(Cathedral of St. Mary, St. Cloud, Minnesota)
All of my genes come from one county in central Minnesota. Spending time there as a girl with my father’s family, seeing my paternal family name on gravestones in churchyards, hearing my grandmother’s stories about where the first pioneer of our family settled on “that very hill!” My mother’s family, from the same area, was the quiet, present, forbidden topic. I don’t remember a time that my biological parents were together, and rarely visited the area with my mother, so my experience of this county is fragmented, though my relatives may very well have sat next to each other in church.
Last week, I went back there, to St. Cloud, for my great-grandmother’s funeral. I saw the county and its people through my mother’s eyes again–the dozens of people who came to the wake lived on the same roads I’d traversed numerous times with my father’s family, but hadn’t stopped to introduce myself or say hello.
I remember always being so curious about my mother’s family and her own time in St. Cloud where exactly she practiced throwing pots, where her grandparents had lived and worked, the places that meant something to her and to that ancestral half of me.
Running the St.
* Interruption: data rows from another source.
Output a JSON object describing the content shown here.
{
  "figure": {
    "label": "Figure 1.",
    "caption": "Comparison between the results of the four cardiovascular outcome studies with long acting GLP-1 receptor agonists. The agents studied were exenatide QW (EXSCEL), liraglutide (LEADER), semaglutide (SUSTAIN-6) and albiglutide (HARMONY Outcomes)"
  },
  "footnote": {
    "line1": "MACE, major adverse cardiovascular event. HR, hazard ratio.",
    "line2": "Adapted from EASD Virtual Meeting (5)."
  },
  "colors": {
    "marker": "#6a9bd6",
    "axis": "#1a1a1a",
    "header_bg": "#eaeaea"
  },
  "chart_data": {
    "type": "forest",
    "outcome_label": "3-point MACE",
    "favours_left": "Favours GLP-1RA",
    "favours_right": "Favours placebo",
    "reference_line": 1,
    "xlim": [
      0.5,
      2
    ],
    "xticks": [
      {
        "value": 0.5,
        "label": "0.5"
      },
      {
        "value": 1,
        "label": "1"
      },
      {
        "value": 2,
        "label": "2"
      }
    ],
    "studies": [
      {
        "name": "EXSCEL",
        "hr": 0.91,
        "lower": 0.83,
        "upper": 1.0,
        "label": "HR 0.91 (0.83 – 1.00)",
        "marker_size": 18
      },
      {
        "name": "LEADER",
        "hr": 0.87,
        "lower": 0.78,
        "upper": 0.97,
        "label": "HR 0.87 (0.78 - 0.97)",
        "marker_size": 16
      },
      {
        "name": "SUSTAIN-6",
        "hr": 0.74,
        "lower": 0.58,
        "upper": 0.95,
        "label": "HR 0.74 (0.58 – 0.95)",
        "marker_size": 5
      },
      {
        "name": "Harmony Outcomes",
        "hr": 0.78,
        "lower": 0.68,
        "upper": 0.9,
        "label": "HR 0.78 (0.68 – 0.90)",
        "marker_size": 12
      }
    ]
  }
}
Cloud State campus the morning of the funeral, I realized that my mother’s family was something like God’s family should be for each of us: my father’s family (while visiting the county) was present, obvious–they sat next to me at the dinner table and drove me around; my mother’s family was there too–in the grocery store, perhaps, or walking along the same street toward a movie–I just didn’t know they were next to me, too. God’s family is not always easy to identify–we don’t know who is part of our family in God–but we know as surely as they are part of our blood that they surround us and we belong to each other.
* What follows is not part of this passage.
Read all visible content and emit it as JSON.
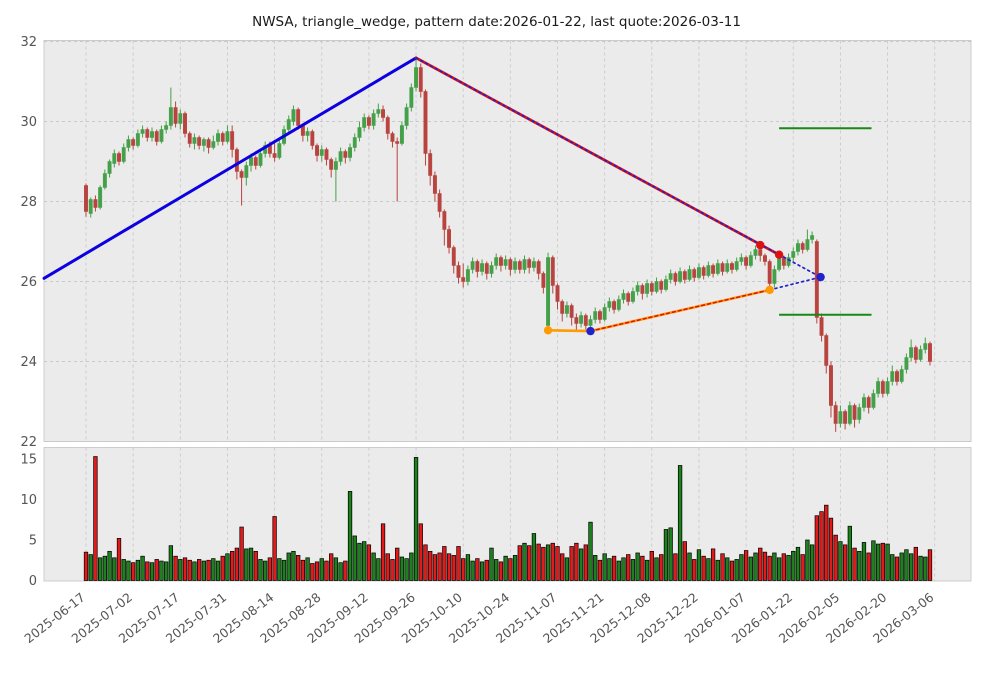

To some degree, we pull away from our families and travel roads unfamiliar. Family lessons inform us, and, to the extent that such lessons were presented with concern and love they provide navigational aids as we travel our unfamiliar path. We all have had to deny mother and father follow the path that beckons, even when father and/or mother are fearful of the consequences.
Becoming a member of the military, becoming a priest, becoming a teacher or other service-worker is a calling we follow whether or not our biological family would have agreed with it. None of these professions are practical. All involve a deep commitment and steadfast commitment to the charge given to us by that Spirit that guides us… into the unfamiliar… into the storms and battles of life.